The current rating category is based on the performance of the Shopping Centre and reflects the following:
(1) The Shopping Centre continues to benefit from strong retail conditions in Alberta, with increased consumer-spending levels driven by the province’s robust oil- and gas-based economy. As a result, Southcentre’s sales performance continues to strengthen, with commercial retail unit (CRU) sales per square foot increasing significantly (+10.6%) to $697 for F2007 from $630 for the comparable period in 2006. Although growth in consumer spending levels will likely moderate in Alberta over the medium term, DBRS expects Southcentre’s sales performance to continue to improve throughout 2008 and to compare favorably to other shopping centres similarly rated by DBRS.
(2) Southcentre’s improved sales performance continues to drive higher average CRU net rental rates. This improvement is highlighted by the moderate increase in net operating income (NOI) levels and coverage ratios for the Shopping Centre. For F2007, the interest coverage and debt service coverage ratios were 3.67 times and 2.37 times, up from 3.05 times and 2.04 times, respectively. Although these coverage metrics remain strong for the rating category and partially reflect the very conservative amount of debt outstanding against the Shopping Centre, Southcentre’s NOI levels are at the lower end of the range compared with higher DBRS-rated shopping centres, which generate over $30 million in NOI. Going forward, DBRS expects Southcentre to continue to exhibit NOI growth throughout 2008 and to likely achieve higher rental rates on the moderate amount of CRU space (21.1%) set to expire in 2008.
(3) Southcentre has a very conservative loan-to-value ratio, with only $94.5 million in debt outstanding as at December 31, 2007.
(4) Bondholders have full recourse to Ivanhoe Cambridge I Inc. and Ivanhoe Cambridge II Inc. (collectively, Ivanhoe Cambridge), which DBRS views as a solid, investment-grade credit.
The rating is limited by the following constraints. First, Southcentre’s anchor tenants (The Bay and Sears) continue to face significant competition from discount-type retailers and those that demonstrate changing trends in retail formats, such as the new power-centre layouts. DBRS believes this could potentially result in at least one of the noted tenants undertaking strategic changes, including possible store closures. DBRS notes, however, that any potential disruption would likely be short in nature given the overall quality and location of the Shopping Centre. Overall, DBRS views this risk as manageable considering the Shopping Centre’s noted credit strengths, and has reflected this in the current rating category.
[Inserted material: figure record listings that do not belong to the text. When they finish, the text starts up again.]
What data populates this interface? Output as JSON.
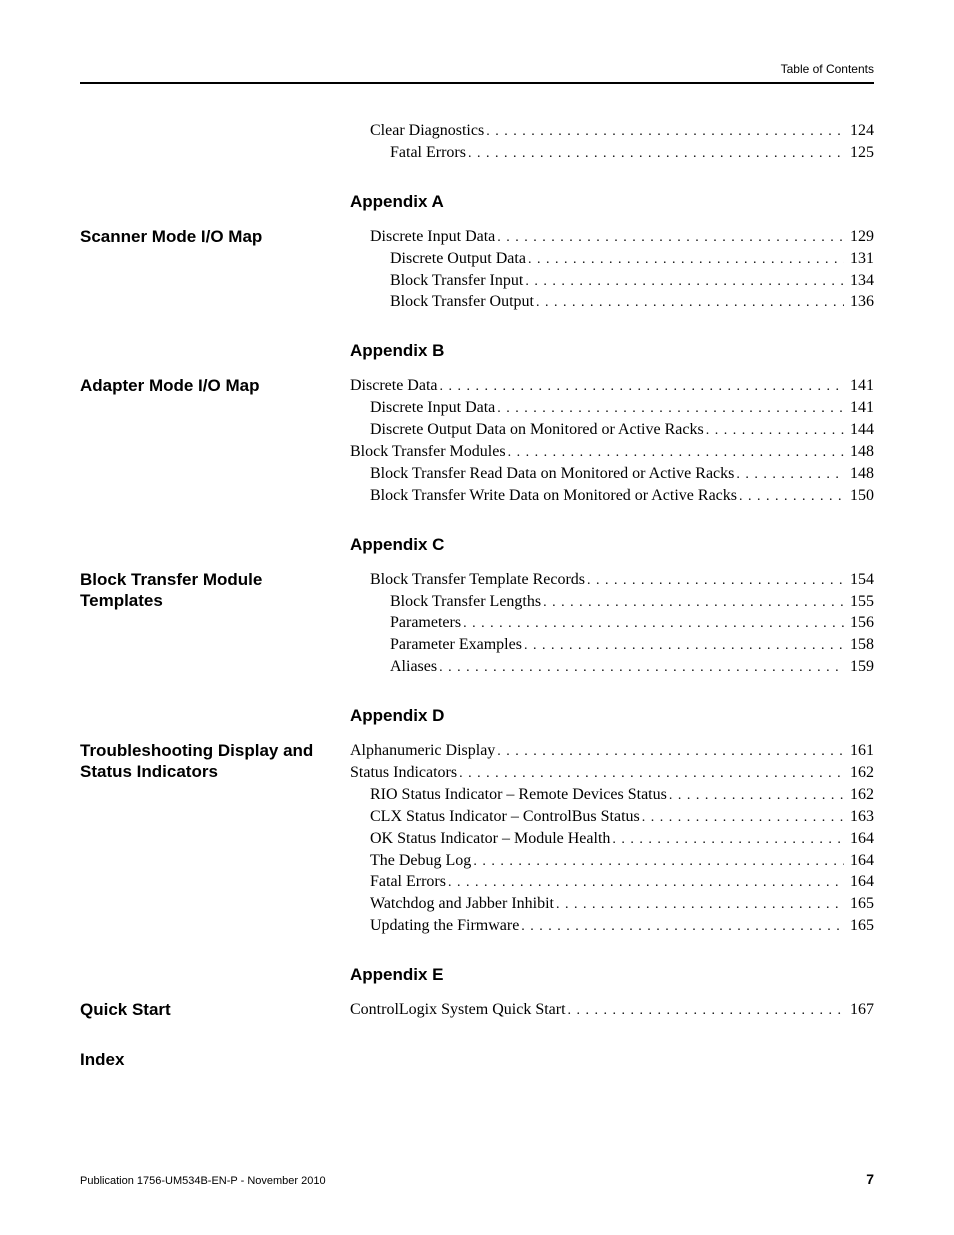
{
  "running_head": "Table of Contents",
  "pre_lines": [
    {
      "title": "Clear Diagnostics",
      "page": "124",
      "indent": 1
    },
    {
      "title": "Fatal Errors",
      "page": "125",
      "indent": 2
    }
  ],
  "sections": [
    {
      "appendix": "Appendix A",
      "left_title": "Scanner Mode I/O Map",
      "lines": [
        {
          "title": "Discrete Input Data",
          "page": "129",
          "indent": 1
        },
        {
          "title": "Discrete Output Data",
          "page": "131",
          "indent": 2
        },
        {
          "title": "Block Transfer Input",
          "page": "134",
          "indent": 2
        },
        {
          "title": "Block Transfer Output",
          "page": "136",
          "indent": 2
        }
      ]
    },
    {
      "appendix": "Appendix B",
      "left_title": "Adapter Mode I/O Map",
      "lines": [
        {
          "title": "Discrete Data",
          "page": "141",
          "indent": 0
        },
        {
          "title": "Discrete Input Data",
          "page": "141",
          "indent": 1
        },
        {
          "title": "Discrete Output Data on Monitored or Active Racks",
          "page": "144",
          "indent": 1
        },
        {
          "title": "Block Transfer Modules",
          "page": "148",
          "indent": 0
        },
        {
          "title": "Block Transfer Read Data on Monitored or Active Racks",
          "page": "148",
          "indent": 1
        },
        {
          "title": "Block Transfer Write Data on Monitored or Active Racks",
          "page": "150",
          "indent": 1
        }
      ]
    },
    {
      "appendix": "Appendix C",
      "left_title": "Block Transfer Module Templates",
      "lines": [
        {
          "title": "Block Transfer Template Records",
          "page": "154",
          "indent": 1
        },
        {
          "title": "Block Transfer Lengths",
          "page": "155",
          "indent": 2
        },
        {
          "title": "Parameters",
          "page": "156",
          "indent": 2
        },
        {
          "title": "Parameter Examples",
          "page": "158",
          "indent": 2
        },
        {
          "title": "Aliases",
          "page": "159",
          "indent": 2
        }
      ]
    },
    {
      "appendix": "Appendix D",
      "left_title": "Troubleshooting Display and Status Indicators",
      "lines": [
        {
          "title": "Alphanumeric Display",
          "page": "161",
          "indent": 0
        },
        {
          "title": "Status Indicators",
          "page": "162",
          "indent": 0
        },
        {
          "title": "RIO Status Indicator – Remote Devices Status",
          "page": "162",
          "indent": 1
        },
        {
          "title": "CLX Status Indicator – ControlBus Status",
          "page": "163",
          "indent": 1
        },
        {
          "title": "OK Status Indicator – Module Health",
          "page": "164",
          "indent": 1
        },
        {
          "title": "The Debug Log",
          "page": "164",
          "indent": 1
        },
        {
          "title": "Fatal Errors",
          "page": "164",
          "indent": 1
        },
        {
          "title": "Watchdog and Jabber Inhibit",
          "page": "165",
          "indent": 1
        },
        {
          "title": "Updating the Firmware",
          "page": "165",
          "indent": 1
        }
      ]
    },
    {
      "appendix": "Appendix E",
      "left_title": "Quick Start",
      "lines": [
        {
          "title": "ControlLogix System Quick Start",
          "page": "167",
          "indent": 0
        }
      ]
    }
  ],
  "index_label": "Index",
  "footer_pub": "Publication 1756-UM534B-EN-P - November 2010",
  "footer_page": "7"
}
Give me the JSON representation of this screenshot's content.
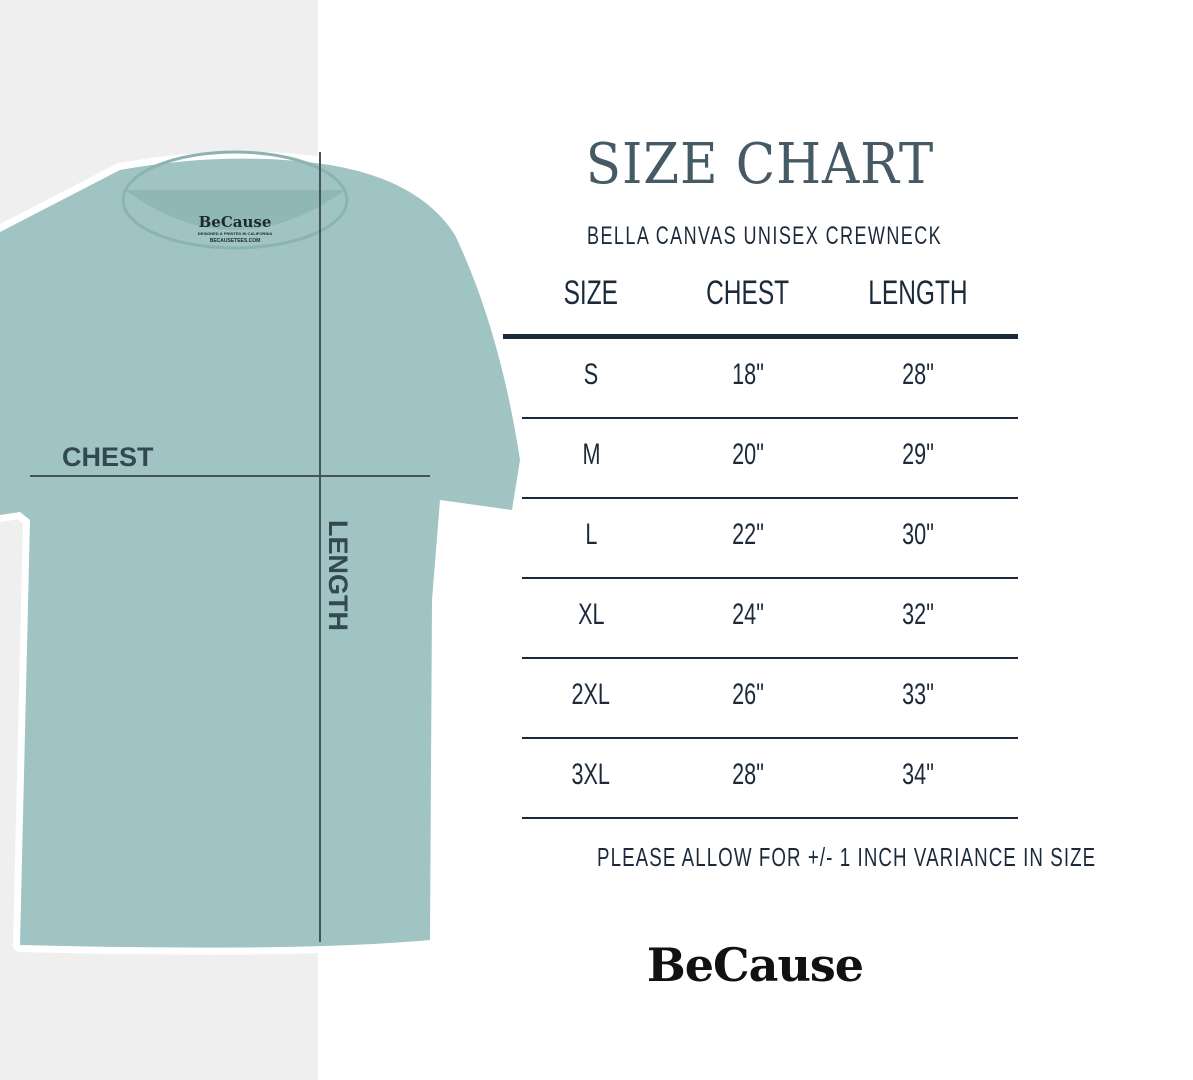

Second, despite experiencing moderate growth over the past the year, the level of Southcentre’s NOI remains below higher DBRS-rated shopping centres. And third, Calgary remains one of the most competitive retail cities in Canada, having a high proportion of well-performing regional shopping centres. Specifically, Chinook Centre remains a significant competitor for Southcentre in its primary trade area.
Overall, DBRS expects Southcentre’s credit profile to remain stable in 2008, with underlying support from a strong local economy. DBRS notes that Southcentre will undergo a $100 million renovation project (the Project) expected to be completed in fall 2009. The project is expected to consolidate existing CRU space to accommodate a tenant (Crate & Barrel) with larger space requirements. While the additional rent from this space will likely be minimal, the Project is expected to further enhance Southcentre’s competitive position within its market and improve overall customer appeal. In addition, the Project will be funded entirely by an equity injection and provides bondholders with additional security.
Note:
All figures are in Canadian dollars unless otherwise noted.